Maresca suggests that future studies may shed light on the magnitude of the force pulling on kinetochores. Analysis of the transmission of force through kinetochores, which are somewhat akin to focal adhesions, may benefit from the techniques used to study focal adhesions, such as combining high-resolution imaging with biosensors. Optical or magnetic traps have also been used to study kinetochores in vitro, but Maresca is uncertain that such methods would work in living cells. He thinks that their PEF assay can overcome some of the limitations of other biophysical approaches by taking advantage of the cellular machinery to introduce forces from internal rather than external sources.

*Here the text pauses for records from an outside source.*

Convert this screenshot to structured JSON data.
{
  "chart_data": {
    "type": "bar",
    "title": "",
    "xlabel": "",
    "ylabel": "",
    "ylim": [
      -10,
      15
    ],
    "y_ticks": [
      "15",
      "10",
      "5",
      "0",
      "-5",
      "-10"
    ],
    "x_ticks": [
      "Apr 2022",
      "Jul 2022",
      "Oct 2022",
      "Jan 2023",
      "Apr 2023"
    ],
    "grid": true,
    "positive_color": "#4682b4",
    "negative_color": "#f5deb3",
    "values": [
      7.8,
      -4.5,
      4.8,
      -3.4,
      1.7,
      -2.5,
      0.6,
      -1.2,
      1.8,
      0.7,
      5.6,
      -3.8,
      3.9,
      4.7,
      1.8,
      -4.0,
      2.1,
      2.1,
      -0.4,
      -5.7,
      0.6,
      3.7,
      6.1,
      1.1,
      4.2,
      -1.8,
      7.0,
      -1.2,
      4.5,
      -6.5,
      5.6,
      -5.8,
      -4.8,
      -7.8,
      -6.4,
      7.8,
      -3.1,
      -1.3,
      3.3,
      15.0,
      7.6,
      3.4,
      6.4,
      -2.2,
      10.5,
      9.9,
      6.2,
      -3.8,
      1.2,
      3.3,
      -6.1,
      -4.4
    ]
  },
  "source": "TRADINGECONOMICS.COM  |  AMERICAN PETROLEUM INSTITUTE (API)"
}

In the end, having too many kinetochores, and hence too many chromosomes after mitosis, can be the difference between life and death for a cell. Although it seems logical that therapeutic drugs currently on the market to treat cancer might be work by disrupting the cell spindle assembly in cancer cells and, as a result, killing them, recent work suggests that effective chemotherapy drugs—such as taxol—do not work that way at all.

“Regardless of how ongoing trials of mitosis-specific drugs turn out, I think that it cannot hurt to reevaluate the philosophical underpinnings of how novel antimitotic chemotherapies could work,” says Maresca. “Targeting unique yet commonly shared aspects of cancer cell division—for example, mitosis with multiple centrosomes—is a relatively new idea with a lot of promise.”


1. Telley, I. A., I. Gaspar, A. Ephrussi, and T. Surrey. 2013. A single Drosophila embryo extract for the study of mitosis ex vivo. Nat. Protocols 8(2):310-324.

2. Telley, I. A., I. Gaspar, A. Ephrussi, and T. Surrey. 2012. Aster migration determines the length scale of nuclear separation in the Drosophila syncytial embryo. J. Cell Biol. 197(7):887–895.

3. Cane, S., A. A. Ye, S. J. Luks-Morgan, and T. J. Maresca. 2013. Elevated polar ejection forces stabilize kinetochore–microtubule attachments. J. Cell Biol. 200(2):203-218.